VC doesn’t stand for “very common”… at least not yet

The struggle for startup capital in Minnesota tends to be a bit Darwinian

By Kevyn Burger

There’s a persistent chicken-and-egg conundrum for promising Minnesota startups looking to make a venture
capital match.


“Entrepreneurs say there’s never enough capital. Investors say there are never enough great companies with great teams that are ready to scale,” says John Stavig, who tracks the local startup scene as director of Holmes Center for Entrepreneurship at the University of Minnesota and as an advisory board member of Gopher Angels.

But some encouraging numbers show more venture capital is now filtering through the Twin Cities market.

“There’s a lot more activity than ten years ago. We talk to quite a few investors who see Minnesota as a vibrant market for startups, especially in healthcare, medical technology, food and ag-tech,” Stavig says.

According to the Minneapolis office of PricewaterhouseCoopers and CB Insights, venture capital funds made deals with 25 Minnesota companies to the tune of $290 million in just the first half of 2017. Compare that to the previous year, when there were 28 venture capital transactions totaling $341 million.


“The tech sector is as active as I’ve ever seen it, and I’ve been doing this for a long time,” says Joy Lindsay, who co-founded private venture capital firm StarTec Investments in 1998. It focuses on early-stage tech companies headquartered in Minnesota.

StarTec typically invests from $50,000 to $500,000. As of late, Lindsay has invested with several of Minnesota’s repeat entrepreneurs who’ve navigated previous successful exits and are starting anew.

“With these serial entrepreneurs it can be short window to invest.

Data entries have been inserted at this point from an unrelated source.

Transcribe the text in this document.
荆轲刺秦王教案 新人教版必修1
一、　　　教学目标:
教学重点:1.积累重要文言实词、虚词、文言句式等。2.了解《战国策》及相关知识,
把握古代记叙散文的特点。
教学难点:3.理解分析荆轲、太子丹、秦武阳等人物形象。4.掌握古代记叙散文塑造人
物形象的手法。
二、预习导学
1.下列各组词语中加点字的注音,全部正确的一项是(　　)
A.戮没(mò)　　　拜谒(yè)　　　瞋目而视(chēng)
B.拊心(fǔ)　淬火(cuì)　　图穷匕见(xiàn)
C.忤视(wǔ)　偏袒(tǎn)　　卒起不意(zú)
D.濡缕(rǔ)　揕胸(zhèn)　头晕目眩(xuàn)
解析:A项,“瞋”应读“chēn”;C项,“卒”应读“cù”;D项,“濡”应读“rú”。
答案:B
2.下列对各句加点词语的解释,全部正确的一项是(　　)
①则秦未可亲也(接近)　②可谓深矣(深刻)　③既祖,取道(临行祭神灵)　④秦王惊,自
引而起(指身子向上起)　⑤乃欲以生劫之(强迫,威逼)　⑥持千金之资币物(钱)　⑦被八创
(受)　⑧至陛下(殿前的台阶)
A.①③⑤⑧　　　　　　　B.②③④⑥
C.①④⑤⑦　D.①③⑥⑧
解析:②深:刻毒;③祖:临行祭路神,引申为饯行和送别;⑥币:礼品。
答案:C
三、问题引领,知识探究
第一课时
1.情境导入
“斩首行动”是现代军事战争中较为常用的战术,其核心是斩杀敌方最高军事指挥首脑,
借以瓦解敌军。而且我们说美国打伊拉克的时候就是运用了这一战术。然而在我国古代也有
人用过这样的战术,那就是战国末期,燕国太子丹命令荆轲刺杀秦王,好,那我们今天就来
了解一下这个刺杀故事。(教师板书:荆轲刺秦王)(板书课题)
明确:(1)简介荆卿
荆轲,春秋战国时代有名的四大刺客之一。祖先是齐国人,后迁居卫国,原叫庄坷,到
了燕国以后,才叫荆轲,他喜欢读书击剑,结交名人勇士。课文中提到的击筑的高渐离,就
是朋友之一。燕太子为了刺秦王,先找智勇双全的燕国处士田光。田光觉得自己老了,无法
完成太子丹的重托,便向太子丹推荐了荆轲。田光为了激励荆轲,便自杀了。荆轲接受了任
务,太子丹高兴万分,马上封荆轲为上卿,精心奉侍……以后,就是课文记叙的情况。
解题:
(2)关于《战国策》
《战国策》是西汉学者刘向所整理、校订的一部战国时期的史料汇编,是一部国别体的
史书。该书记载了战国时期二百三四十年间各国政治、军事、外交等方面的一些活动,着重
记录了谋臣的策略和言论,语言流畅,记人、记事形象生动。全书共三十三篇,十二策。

They get funded fast,” she notes. “But there are angel investors and venture funds that are interested in writing checks and funding new companies
in Minnesota.”

Rob and Ryan Weber are moving from hunting for investors with their hands out to being the deep pockets that other entrepreneurs come to in search of venture capital.

The 37-year-old identical twins are in the process of raising $10 million for their inaugural micro venture fund, Great North Labs, which will make early-stage seed investments in new startups. The brothers have already been active
angel investors.

“Our mission and our strategy is different than other funds,” says general partner Rob Weber. “We take a builder’s approach.”

While in college at St. Cloud State in 2000, the twins co-founded in their dorm room; they sold their stake in the company to a private equity company in Boston for $16 million. Their next tech business, NativeX, sold for $25 million in 2016.

“We are operators ourselves. We can help these early stage companies because we’ve scaled companies and that makes us unique,” Rob says. “We can bring our point of view as advisors and be somewhat actively involved in helping them execute.”

Rob expects that Minnesota startups will take top priority, but says Great North is prepared to look beyond the state.

“We’re looking for tech companies that have the potential to grow at a fast rate for a decade,” he adds.

The niche for Arthur Ventures is narrower. Opening its Minneapolis office in 2013, the venture capital firm looks to invest in early-stage tech companies with momentum, but specifically in the B2B software arena.

With its second fund closing in 2017 at $48 million, the firm is working with individual and institutional investors with commitments ranging from $250 thousand to $5 million.


“We believe in being laser-focused. We know exactly what we’re looking for and we move fast when we see it,” says partner Patrick Meenan, 34. “We run a concentrated portfolio. Our philosophy is to invest in 20 product-led companies per fund and get an ownership position. When one of the businesses goes public or makes a big sale, we do well.”

With its first $45 million fund, Arthur Ventures invested in 20 companies including Minnesota startups Lead Pages, When I Work, Total Expert, Zipnosis and Flipgrid, but Arthur Ventures strategy looks beyond the state boundaries. The firm takes a national
approach, investing in startups from
coast to coast.

The only exception is Silicon Valley; they don’t bother fishing the cold Pacific waters of the Bay.

“Not investing in northern California companies is our number one differentiator. Entrepreneurship is alive and well outside the San Francisco area,” Meenan says.

The best news for the future is the number of Minnesota startups now getting funded. When (and if) those founders ultimately succeed and cash out, history would suggest that they will become investors themselves.

“It’s a Darwinian process,” Stavig says. “The strongest do tend to survive to go forward.”

“We believe in being laser-focused. We know exactly what we’re looking for and we move fast when we see it.”